Books get your kids into and through college. The reliance on athletics to do so is a mistake. If year-round athletic training and practices are what are desired, elongate the school year first then talk about lengthening the periods in which coaches can work with their student-athletes.
There are other elements of this that also haven’t been discussed as much. How many coaches were fond of this idea, and would the payment stipend for coaches increase with the amount of time they would be asked to give to student-athletes?

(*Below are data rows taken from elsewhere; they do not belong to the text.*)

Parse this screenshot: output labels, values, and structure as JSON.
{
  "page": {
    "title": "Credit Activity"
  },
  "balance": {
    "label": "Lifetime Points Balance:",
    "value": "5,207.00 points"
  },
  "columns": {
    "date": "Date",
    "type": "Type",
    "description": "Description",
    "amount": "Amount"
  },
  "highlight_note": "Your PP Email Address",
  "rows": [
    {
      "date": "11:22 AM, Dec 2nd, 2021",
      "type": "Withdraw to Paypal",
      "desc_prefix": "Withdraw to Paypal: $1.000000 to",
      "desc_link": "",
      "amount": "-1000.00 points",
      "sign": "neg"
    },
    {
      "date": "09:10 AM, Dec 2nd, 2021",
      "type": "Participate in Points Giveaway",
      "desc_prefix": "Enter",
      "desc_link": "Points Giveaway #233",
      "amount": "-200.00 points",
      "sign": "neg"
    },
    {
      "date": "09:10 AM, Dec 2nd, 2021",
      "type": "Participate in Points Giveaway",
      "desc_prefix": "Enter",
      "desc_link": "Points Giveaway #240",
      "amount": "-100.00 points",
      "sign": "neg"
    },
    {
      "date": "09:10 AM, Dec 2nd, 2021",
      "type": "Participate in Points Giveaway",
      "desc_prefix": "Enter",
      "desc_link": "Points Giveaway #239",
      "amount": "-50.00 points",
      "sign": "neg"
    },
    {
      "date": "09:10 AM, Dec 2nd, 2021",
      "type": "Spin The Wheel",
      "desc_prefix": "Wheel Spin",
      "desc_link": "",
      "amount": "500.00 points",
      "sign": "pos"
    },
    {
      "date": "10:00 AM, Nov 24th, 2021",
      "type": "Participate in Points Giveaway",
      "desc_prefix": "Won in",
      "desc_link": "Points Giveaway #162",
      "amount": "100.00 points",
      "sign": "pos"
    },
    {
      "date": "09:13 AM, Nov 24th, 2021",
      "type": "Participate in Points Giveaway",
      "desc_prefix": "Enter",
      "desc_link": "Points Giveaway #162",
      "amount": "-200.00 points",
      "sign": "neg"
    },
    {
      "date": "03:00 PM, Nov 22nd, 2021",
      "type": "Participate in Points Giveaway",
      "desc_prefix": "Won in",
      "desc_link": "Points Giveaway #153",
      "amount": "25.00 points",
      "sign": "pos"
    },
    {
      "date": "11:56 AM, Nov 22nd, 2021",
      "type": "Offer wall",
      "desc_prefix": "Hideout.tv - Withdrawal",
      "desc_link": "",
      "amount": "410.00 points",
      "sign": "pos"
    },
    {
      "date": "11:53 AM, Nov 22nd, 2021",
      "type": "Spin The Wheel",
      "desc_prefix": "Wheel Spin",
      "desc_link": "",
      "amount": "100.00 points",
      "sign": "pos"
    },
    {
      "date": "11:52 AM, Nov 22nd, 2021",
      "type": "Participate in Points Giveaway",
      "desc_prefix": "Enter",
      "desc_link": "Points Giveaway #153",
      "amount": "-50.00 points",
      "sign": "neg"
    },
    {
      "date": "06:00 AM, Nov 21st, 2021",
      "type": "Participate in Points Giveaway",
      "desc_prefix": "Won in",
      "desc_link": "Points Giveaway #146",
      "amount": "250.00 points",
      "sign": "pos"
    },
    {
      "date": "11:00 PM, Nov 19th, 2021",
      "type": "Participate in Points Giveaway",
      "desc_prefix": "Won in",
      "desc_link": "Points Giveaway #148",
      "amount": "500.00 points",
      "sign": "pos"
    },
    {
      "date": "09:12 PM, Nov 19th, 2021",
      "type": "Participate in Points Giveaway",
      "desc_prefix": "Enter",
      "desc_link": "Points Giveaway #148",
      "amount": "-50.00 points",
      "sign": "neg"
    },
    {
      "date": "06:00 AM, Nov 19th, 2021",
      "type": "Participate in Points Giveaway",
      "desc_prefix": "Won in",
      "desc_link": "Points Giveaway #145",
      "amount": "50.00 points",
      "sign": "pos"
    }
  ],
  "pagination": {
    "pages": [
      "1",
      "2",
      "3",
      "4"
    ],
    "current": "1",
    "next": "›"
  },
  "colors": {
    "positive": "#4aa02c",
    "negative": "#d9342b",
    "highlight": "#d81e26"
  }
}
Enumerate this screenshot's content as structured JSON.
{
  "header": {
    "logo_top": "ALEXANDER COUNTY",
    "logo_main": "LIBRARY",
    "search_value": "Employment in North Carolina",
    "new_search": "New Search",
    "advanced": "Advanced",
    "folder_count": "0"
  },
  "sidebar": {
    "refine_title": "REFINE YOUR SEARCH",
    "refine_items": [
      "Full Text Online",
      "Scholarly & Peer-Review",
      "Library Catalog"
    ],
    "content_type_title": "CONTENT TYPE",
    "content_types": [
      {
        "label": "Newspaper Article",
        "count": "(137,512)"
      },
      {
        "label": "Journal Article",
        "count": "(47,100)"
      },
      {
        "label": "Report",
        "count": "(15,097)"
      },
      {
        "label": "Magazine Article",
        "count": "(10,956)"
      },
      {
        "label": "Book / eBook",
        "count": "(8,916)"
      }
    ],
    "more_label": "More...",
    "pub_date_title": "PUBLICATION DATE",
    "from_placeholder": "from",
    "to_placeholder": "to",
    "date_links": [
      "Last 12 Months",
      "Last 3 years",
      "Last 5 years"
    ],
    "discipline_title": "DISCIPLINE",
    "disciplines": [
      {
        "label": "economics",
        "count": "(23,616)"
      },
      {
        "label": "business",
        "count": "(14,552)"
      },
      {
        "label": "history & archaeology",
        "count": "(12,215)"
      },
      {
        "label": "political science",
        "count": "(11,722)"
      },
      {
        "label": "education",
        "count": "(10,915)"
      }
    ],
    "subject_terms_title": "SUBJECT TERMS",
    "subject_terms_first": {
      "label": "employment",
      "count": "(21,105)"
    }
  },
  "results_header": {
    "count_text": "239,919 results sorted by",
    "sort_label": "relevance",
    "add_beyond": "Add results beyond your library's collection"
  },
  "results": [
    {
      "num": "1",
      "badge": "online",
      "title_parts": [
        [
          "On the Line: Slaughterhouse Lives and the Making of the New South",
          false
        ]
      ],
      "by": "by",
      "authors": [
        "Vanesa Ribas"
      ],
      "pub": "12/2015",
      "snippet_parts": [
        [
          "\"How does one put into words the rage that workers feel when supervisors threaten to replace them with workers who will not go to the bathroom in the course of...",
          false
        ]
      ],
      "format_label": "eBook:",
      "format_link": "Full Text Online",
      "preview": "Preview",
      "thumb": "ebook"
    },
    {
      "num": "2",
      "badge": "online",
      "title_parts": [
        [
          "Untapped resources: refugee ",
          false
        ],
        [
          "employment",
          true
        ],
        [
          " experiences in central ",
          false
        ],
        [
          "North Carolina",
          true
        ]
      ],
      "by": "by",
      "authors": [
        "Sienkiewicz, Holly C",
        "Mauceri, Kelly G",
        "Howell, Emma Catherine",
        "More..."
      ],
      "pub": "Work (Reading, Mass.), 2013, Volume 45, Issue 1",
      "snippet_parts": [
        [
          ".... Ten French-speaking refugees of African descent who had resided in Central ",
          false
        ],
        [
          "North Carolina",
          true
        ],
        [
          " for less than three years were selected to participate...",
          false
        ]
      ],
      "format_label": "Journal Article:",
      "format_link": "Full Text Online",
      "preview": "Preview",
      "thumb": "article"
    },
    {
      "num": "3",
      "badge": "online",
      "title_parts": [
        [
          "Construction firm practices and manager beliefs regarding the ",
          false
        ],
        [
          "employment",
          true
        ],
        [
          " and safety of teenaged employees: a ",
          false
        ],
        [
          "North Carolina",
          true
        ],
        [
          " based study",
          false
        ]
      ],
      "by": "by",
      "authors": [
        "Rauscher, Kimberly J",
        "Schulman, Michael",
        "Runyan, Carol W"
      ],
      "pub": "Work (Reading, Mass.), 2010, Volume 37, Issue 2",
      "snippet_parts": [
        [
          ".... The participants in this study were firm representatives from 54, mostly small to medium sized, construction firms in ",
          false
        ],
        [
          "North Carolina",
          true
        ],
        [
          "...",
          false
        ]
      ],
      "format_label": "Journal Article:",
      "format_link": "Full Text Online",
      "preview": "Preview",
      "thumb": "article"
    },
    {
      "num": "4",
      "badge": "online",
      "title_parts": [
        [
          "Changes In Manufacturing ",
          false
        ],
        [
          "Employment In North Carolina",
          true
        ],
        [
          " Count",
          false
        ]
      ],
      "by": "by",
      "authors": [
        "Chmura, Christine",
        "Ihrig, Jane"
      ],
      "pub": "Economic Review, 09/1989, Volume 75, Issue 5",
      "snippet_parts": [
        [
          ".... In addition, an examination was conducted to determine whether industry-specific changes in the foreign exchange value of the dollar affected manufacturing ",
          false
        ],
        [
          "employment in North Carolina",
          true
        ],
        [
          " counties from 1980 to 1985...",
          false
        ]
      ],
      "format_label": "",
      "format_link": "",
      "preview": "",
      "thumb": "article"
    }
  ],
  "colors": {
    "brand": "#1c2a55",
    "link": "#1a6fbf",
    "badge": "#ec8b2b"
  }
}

Furthermore, how many programs in the state would make use of the extra time allotment, and to what extent? While it has been argued that the measure would improve West Virginia’s competitive abilities against neighboring states — and that might be true, though it’s hard to see how that should be a driving force in decision making — it would certainly increase the disparity between programs within the state.
It’s this simple, it’s easier to gather a team of student-athletes for practice in a comparatively urban area such as Charleston, Huntington, Martinsburg, Morgantown, etc., than it is to get the team together every day at school like Buckhannon-Upshur, Hampshire, Preston or in any of the 20 single-school counties in the state.
It would truly be a “rich getting richer” scenario, and the BOE did right by not allowing it to go through as it is, whether preps sports fans want to immediately recognize it or not.